First, it was *not* the first free election in Russian history. That was in November 1917, to the Russian Constituent Assembly, which was in fact allowed by the Bolsheviks. The Assembly was shut down because it returned a non-Bolshevik majority but that is another story, and a precedent (read on.)
Second, only those candidates vetted by the Russian government - ie, Yeltsin - ever made it to the candidate stage in 1996. The broad and serious opposition to Yeltsin had already been neutralized by his anti-parliamentiary coup of October '93 and the months of personal dictatorship that followed. (This was also trumpeted as a "triumph for democratic reform," if one chooses to remember.) The two allowed opposition candidates of '96, Zhyuganov of the KPRF, and Zhirinovsky of the "Liberal Democrats", were not only permitted to run because they made Boris look good. Their parties were also on the take from the government in the State Duma. The relationship between Yeltsin and his rivals was symbiotic, not truly oppositional. So much for the groundwork of establishing the democratic playing field.

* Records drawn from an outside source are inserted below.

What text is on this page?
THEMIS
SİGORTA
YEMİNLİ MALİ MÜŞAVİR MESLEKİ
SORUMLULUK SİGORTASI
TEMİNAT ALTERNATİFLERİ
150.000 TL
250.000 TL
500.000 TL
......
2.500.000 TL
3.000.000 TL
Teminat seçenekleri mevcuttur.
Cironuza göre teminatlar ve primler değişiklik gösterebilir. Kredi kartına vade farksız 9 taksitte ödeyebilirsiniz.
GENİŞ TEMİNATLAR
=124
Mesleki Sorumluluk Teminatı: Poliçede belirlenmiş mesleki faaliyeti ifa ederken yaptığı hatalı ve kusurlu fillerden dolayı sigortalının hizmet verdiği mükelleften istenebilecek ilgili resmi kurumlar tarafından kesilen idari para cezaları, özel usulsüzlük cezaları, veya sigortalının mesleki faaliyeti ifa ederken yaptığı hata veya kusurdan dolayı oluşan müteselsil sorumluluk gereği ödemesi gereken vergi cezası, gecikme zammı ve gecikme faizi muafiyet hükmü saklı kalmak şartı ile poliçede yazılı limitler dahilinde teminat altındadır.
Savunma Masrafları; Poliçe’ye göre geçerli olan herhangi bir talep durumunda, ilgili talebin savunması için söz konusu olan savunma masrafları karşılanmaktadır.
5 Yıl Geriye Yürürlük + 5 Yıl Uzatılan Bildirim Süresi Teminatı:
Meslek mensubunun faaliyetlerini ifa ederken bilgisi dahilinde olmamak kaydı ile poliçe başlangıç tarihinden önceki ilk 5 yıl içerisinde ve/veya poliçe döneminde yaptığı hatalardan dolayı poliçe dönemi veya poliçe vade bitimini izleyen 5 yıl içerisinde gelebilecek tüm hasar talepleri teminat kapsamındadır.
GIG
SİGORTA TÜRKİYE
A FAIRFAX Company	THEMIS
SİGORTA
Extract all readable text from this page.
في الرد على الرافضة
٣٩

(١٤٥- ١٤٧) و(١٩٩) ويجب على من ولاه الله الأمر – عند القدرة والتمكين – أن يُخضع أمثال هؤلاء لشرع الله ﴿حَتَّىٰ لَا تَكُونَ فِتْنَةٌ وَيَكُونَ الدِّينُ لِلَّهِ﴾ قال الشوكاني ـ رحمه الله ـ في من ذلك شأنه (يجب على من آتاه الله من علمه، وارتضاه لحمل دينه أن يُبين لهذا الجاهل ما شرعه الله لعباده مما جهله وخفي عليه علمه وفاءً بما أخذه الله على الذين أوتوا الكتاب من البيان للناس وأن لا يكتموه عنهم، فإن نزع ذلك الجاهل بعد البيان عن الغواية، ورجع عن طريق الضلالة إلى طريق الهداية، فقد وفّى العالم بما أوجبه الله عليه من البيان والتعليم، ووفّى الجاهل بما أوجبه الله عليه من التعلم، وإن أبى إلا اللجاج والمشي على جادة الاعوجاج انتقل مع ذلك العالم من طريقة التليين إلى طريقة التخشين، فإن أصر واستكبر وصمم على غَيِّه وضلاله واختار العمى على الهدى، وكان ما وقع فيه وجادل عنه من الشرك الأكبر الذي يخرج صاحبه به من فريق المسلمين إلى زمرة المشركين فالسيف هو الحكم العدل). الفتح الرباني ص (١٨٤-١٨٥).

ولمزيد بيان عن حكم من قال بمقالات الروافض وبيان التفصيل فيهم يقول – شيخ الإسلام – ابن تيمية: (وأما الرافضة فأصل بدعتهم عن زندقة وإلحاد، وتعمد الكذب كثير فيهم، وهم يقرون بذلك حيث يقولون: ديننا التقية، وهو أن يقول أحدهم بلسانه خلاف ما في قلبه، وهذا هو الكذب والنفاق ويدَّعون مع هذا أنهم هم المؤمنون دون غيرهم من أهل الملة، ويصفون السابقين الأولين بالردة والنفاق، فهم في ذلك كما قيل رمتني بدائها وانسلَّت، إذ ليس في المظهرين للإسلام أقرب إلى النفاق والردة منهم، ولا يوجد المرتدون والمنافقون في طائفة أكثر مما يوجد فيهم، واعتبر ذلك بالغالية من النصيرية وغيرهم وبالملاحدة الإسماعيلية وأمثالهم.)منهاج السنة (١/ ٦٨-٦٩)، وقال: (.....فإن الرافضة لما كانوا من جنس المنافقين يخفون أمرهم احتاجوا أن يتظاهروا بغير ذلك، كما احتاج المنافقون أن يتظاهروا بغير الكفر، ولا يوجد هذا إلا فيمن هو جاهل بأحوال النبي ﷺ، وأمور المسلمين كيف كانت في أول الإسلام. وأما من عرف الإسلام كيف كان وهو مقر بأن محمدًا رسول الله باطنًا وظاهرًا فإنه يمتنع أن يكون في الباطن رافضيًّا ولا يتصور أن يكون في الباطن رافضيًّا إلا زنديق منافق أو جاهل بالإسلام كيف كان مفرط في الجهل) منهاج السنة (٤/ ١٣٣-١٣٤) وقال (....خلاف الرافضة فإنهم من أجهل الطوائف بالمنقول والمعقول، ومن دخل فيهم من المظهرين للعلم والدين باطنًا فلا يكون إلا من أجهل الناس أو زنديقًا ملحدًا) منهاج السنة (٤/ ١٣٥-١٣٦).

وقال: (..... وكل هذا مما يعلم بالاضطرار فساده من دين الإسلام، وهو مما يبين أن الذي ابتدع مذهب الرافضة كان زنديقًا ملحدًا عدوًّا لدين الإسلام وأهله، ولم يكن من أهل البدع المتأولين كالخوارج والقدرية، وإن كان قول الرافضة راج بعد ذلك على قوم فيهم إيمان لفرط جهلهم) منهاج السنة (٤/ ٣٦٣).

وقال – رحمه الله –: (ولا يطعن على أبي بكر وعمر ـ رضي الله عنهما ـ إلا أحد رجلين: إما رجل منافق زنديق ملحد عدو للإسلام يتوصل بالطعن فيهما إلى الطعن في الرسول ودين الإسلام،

The film is correct in its depiction of fear-mongering as the final key ingredient that put Yeltsin over, and American ideological manipulation and dirty tricks did indeed help. But the real threat here came from Yeltsin's public statement that if the Communists won he would not honor the results. The threat of civil war was genuine, but it came not from Zyuganov and the KPRF (no Russians believed it could have) but rather from Yeltsin and his oligarch supporters. Russians could believe at least that much about their government. It was a "free and fair election" with a gun pointed at the electorate's head: Yeltsin's real secret of victory. With so much gun-toting in the film, it's strange that its writers never connected these dots - but maybe not, considering this film is an ideologival whitewash anyway.
This movie does communicate a good sense of Moscow of the period, still half-Soviet in feel and look before Mayor Luzhkov's "mass bombing" urban renewal. That these cynical US yuppies, so far from home, would turn down the offer of free sex so self-righteously as shown here is an unintended hoot, to anyone familiar with real American behavior in Moscow. The film does have a few good moments interspersed amid the nonsense, and the acting is more than afequate for its task. That these consultants were chosen as randomly as depicted is quite unlikely, given the strings of connections in Washington and Moscow so evident even in the film. And after '96? Yeltsin turned right around and absorbed much of the program and personnel of his "hard-line" rivals, paving the way for the Era of Putin. Again, so much for happy Hollywood endings, eh?
In short, this film rated is "EPO" - for entertainment purposes only. If you're _seriously_ interested in delving into the reality of Russia and its "reform process," try Reddaway and Glinski's "The Tragedy of Russia's Reforms."